Remember: The association isn’t talking about Cambridge, where The average listing price for homes for sale on Trulia was $616,151 for the week ending Aug. 24. (It’s still cheapest in the Wellington-Harrington neighborhood, with average homes at $371,600, according to Zillow calculations last month.) It’s talking about the typical American family, looking at land in Alaska, Hawaii and from the heartland to every corner of the continent. Sixteen years to earn a level of down payment that was once standard, leading a surprisingly broad coalition of organizations — from the American Bankers Association to the National Association for the Advancement of Colored People — to fight to keep down payments at 3 percent or 5 percent. In an age where top executives get nosebleed pay for avoiding taxes and slashing jobs, that’s near enough to subprime-crisis levels of incipient irresponsibility to make me nervous.
Widening the chasm
You have to ask: What has happened since the 1980s that even a 10 percent down payment requirement “means that even the most creditworthy and diligent first-time homebuyer cannot qualify for the lowest rates and safest [mortgage] products in the market,” according to the National Association of Realtors? You can look to President Ronald Reagan and his Trojan horse of trickle-down economics, since his policies marked the widening of the chasm between rich and poor and crippling blows against organized labor, which had helped keep wages high for the middle class for decades.

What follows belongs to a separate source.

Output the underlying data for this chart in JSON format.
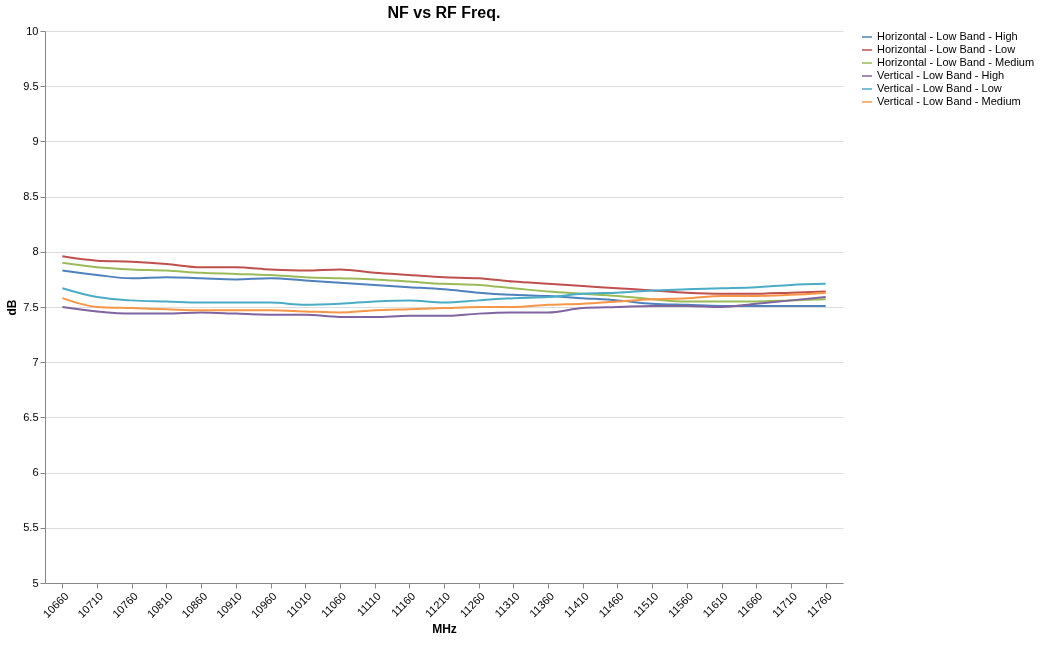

Conservative dominance in government also holds some answers for what’s happened to college expenses. State schools may still be tremendous bargains when compared with private institutions, but look at what’s been going at on the University of California, for instance: This past July saw the seventh rise in tuition in five years, and it was a 9.8 percent hike. And it followed an 8 percent hike eight months earlier. All told, students would be paying double what they would have had to pay in 2004. But what choice did the university system have? State lawmakers, facing huge deficits, cut its budget by $650 million.
That’s happening everywhere. University of Iowa nursing students got hit with 40 percent increases this year, The Associated Press reported in March. But who needs nurses, right? It’s not like we have an aging population or anything. (Or maybe the idea is to keep charging patients more so nurses in Iowa can afford to pay off college debt from 40 percent tuition increases? Either way, it seems untenable.)

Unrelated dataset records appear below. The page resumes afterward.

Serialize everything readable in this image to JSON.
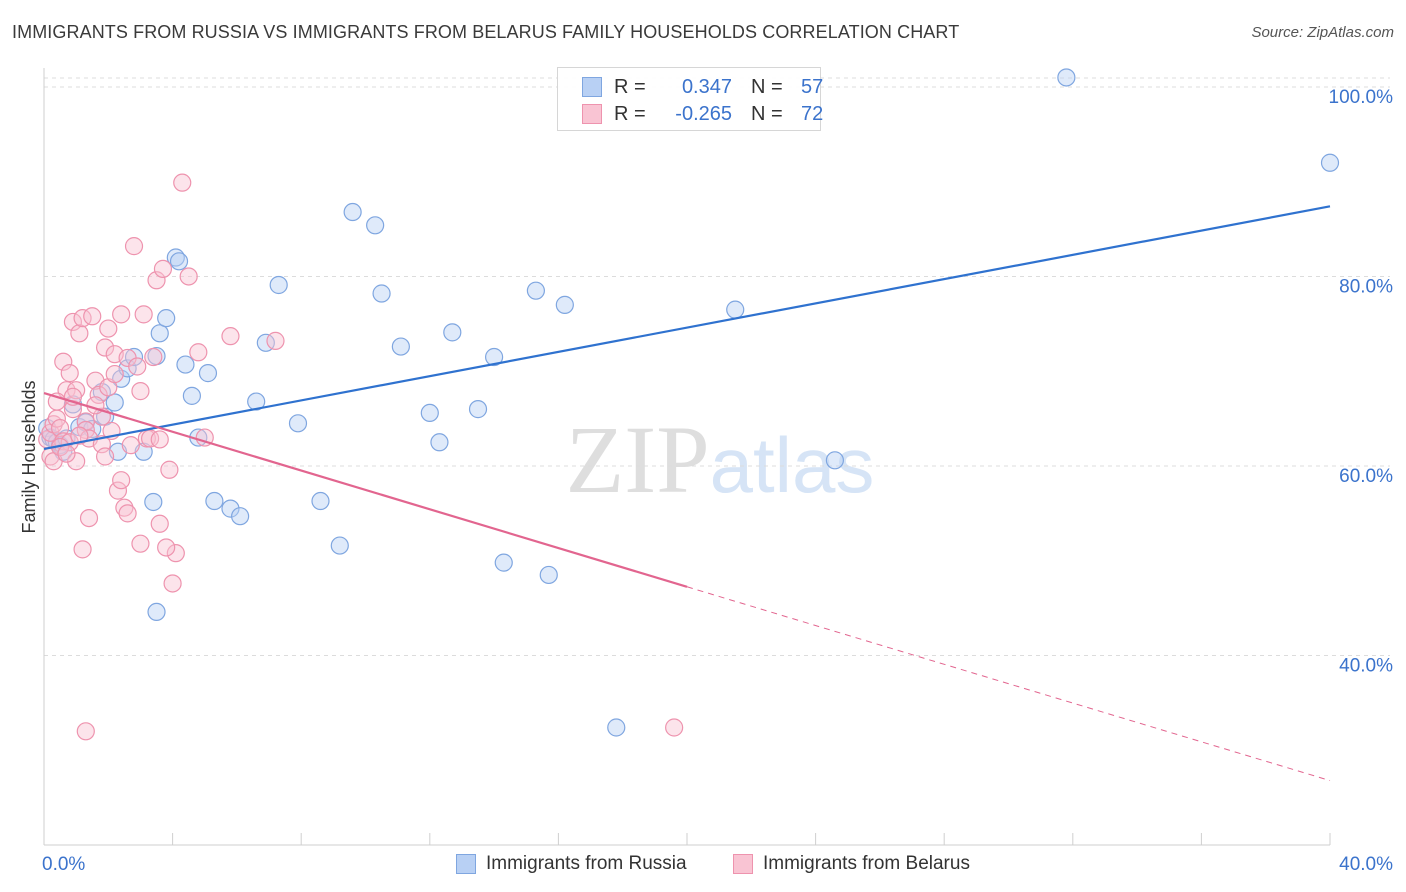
{
  "header": {
    "title": "IMMIGRANTS FROM RUSSIA VS IMMIGRANTS FROM BELARUS FAMILY HOUSEHOLDS CORRELATION CHART",
    "source": "Source: ZipAtlas.com"
  },
  "legend": {
    "russia": {
      "r_label": "R =",
      "r_value": "0.347",
      "n_label": "N =",
      "n_value": "57"
    },
    "belarus": {
      "r_label": "R =",
      "r_value": "-0.265",
      "n_label": "N =",
      "n_value": "72"
    }
  },
  "colors": {
    "russia_fill": "#b8d0f4",
    "russia_stroke": "#7fa6e0",
    "russia_line": "#2f72cf",
    "belarus_fill": "#f9c4d3",
    "belarus_stroke": "#ee93ae",
    "belarus_line": "#e2658f",
    "tick_label": "#3b73cc",
    "grid": "#dcdcdc"
  },
  "chart_data": {
    "type": "scatter",
    "title": "IMMIGRANTS FROM RUSSIA VS IMMIGRANTS FROM BELARUS FAMILY HOUSEHOLDS CORRELATION CHART",
    "xlabel": "",
    "ylabel": "Family Households",
    "xlim": [
      0,
      40
    ],
    "ylim": [
      20,
      102
    ],
    "x_tick_labels": [
      "0.0%",
      "40.0%"
    ],
    "y_ticks": [
      40,
      60,
      80,
      100
    ],
    "y_tick_labels": [
      "40.0%",
      "60.0%",
      "80.0%",
      "100.0%"
    ],
    "grid": true,
    "legend_position": "top-center",
    "watermark": "ZIPatlas",
    "series": [
      {
        "name": "Immigrants from Russia",
        "r": 0.347,
        "n": 57,
        "trend": {
          "x0": 0,
          "y0": 61.8,
          "x1": 40,
          "y1": 87.4,
          "dashed_from_x": null
        },
        "points": [
          [
            0.1,
            64.0
          ],
          [
            0.2,
            63.0
          ],
          [
            0.3,
            62.8
          ],
          [
            0.4,
            62.5
          ],
          [
            0.5,
            62.2
          ],
          [
            0.6,
            61.5
          ],
          [
            0.7,
            62.9
          ],
          [
            0.9,
            66.5
          ],
          [
            1.1,
            64.1
          ],
          [
            1.3,
            64.6
          ],
          [
            1.5,
            63.9
          ],
          [
            1.8,
            67.8
          ],
          [
            1.9,
            65.2
          ],
          [
            2.2,
            66.7
          ],
          [
            2.4,
            69.2
          ],
          [
            2.6,
            70.3
          ],
          [
            2.8,
            71.5
          ],
          [
            2.3,
            61.5
          ],
          [
            3.1,
            61.5
          ],
          [
            3.4,
            56.2
          ],
          [
            3.5,
            71.6
          ],
          [
            3.6,
            74.0
          ],
          [
            3.8,
            75.6
          ],
          [
            4.1,
            82.0
          ],
          [
            4.2,
            81.6
          ],
          [
            4.4,
            70.7
          ],
          [
            4.6,
            67.4
          ],
          [
            4.8,
            63.0
          ],
          [
            5.1,
            69.8
          ],
          [
            5.3,
            56.3
          ],
          [
            5.8,
            55.5
          ],
          [
            6.1,
            54.7
          ],
          [
            6.6,
            66.8
          ],
          [
            6.9,
            73.0
          ],
          [
            7.3,
            79.1
          ],
          [
            7.9,
            64.5
          ],
          [
            8.6,
            56.3
          ],
          [
            9.2,
            51.6
          ],
          [
            9.6,
            86.8
          ],
          [
            10.3,
            85.4
          ],
          [
            10.5,
            78.2
          ],
          [
            11.1,
            72.6
          ],
          [
            12.0,
            65.6
          ],
          [
            12.3,
            62.5
          ],
          [
            12.7,
            74.1
          ],
          [
            13.5,
            66.0
          ],
          [
            14.0,
            71.5
          ],
          [
            14.3,
            49.8
          ],
          [
            15.3,
            78.5
          ],
          [
            15.7,
            48.5
          ],
          [
            16.2,
            77.0
          ],
          [
            17.8,
            32.4
          ],
          [
            21.5,
            76.5
          ],
          [
            24.6,
            60.6
          ],
          [
            31.8,
            101.0
          ],
          [
            40.0,
            92.0
          ],
          [
            3.5,
            44.6
          ]
        ]
      },
      {
        "name": "Immigrants from Belarus",
        "r": -0.265,
        "n": 72,
        "trend": {
          "x0": 0,
          "y0": 67.7,
          "x1": 40,
          "y1": 26.8,
          "dashed_from_x": 20
        },
        "points": [
          [
            0.1,
            62.8
          ],
          [
            0.2,
            63.5
          ],
          [
            0.2,
            61.0
          ],
          [
            0.3,
            60.5
          ],
          [
            0.3,
            64.4
          ],
          [
            0.4,
            65.0
          ],
          [
            0.5,
            64.0
          ],
          [
            0.6,
            62.6
          ],
          [
            0.6,
            71.0
          ],
          [
            0.7,
            68.0
          ],
          [
            0.8,
            69.8
          ],
          [
            0.8,
            62.5
          ],
          [
            0.9,
            66.0
          ],
          [
            0.9,
            75.2
          ],
          [
            1.0,
            68.0
          ],
          [
            1.0,
            60.5
          ],
          [
            1.1,
            74.0
          ],
          [
            1.2,
            75.6
          ],
          [
            1.3,
            64.7
          ],
          [
            1.3,
            63.8
          ],
          [
            1.4,
            62.9
          ],
          [
            1.5,
            75.8
          ],
          [
            1.6,
            69.0
          ],
          [
            1.7,
            67.5
          ],
          [
            1.8,
            65.2
          ],
          [
            1.9,
            72.5
          ],
          [
            2.0,
            74.5
          ],
          [
            1.8,
            62.3
          ],
          [
            1.9,
            61.0
          ],
          [
            2.1,
            63.7
          ],
          [
            2.2,
            71.8
          ],
          [
            2.4,
            76.0
          ],
          [
            2.6,
            71.4
          ],
          [
            2.8,
            83.2
          ],
          [
            2.9,
            70.5
          ],
          [
            3.1,
            76.0
          ],
          [
            3.2,
            62.9
          ],
          [
            3.4,
            71.5
          ],
          [
            3.5,
            79.6
          ],
          [
            3.7,
            80.8
          ],
          [
            3.9,
            59.6
          ],
          [
            4.1,
            50.8
          ],
          [
            4.3,
            89.9
          ],
          [
            4.5,
            80.0
          ],
          [
            2.3,
            57.4
          ],
          [
            2.5,
            55.6
          ],
          [
            2.6,
            55.0
          ],
          [
            2.7,
            62.2
          ],
          [
            3.0,
            51.8
          ],
          [
            3.3,
            62.9
          ],
          [
            3.6,
            53.9
          ],
          [
            3.8,
            51.4
          ],
          [
            4.0,
            47.6
          ],
          [
            4.8,
            72.0
          ],
          [
            5.0,
            63.0
          ],
          [
            5.8,
            73.7
          ],
          [
            7.2,
            73.2
          ],
          [
            1.2,
            51.2
          ],
          [
            1.4,
            54.5
          ],
          [
            2.4,
            58.5
          ],
          [
            19.6,
            32.4
          ],
          [
            1.3,
            32.0
          ],
          [
            0.5,
            62.0
          ],
          [
            0.7,
            61.3
          ],
          [
            1.1,
            63.2
          ],
          [
            1.6,
            66.4
          ],
          [
            2.0,
            68.3
          ],
          [
            2.2,
            69.7
          ],
          [
            0.4,
            66.8
          ],
          [
            0.9,
            67.3
          ],
          [
            3.0,
            67.9
          ],
          [
            3.6,
            62.8
          ]
        ]
      }
    ]
  },
  "bottom_legend": {
    "russia_label": "Immigrants from Russia",
    "belarus_label": "Immigrants from Belarus"
  }
}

At private institutions, tuition keeps going up between 4 percent and 5 percent a year, and while officially aid keeps increasing as well, surely the average $27,293 per year for tuition and fees reported by the College Board is going to have any middle-class parent blinking a bit. That’s $109,172 for four years.
It’s impossible to describe how grateful I am toward my parents for my education, which seemed to work out in the end, or how lucky I feel to not have college debt hobbling me as I try to save for my eventual — or, I should say, possible — retirement.
Yup. No college debt.
Yet I cannot afford to make a 20 percent down payment on a home or do what my parents did: send my own kid, were I to have one, to a private college.
This post relied on the reporting of Joe Mont at TheStreet for information on the debate over 20 percent down payments.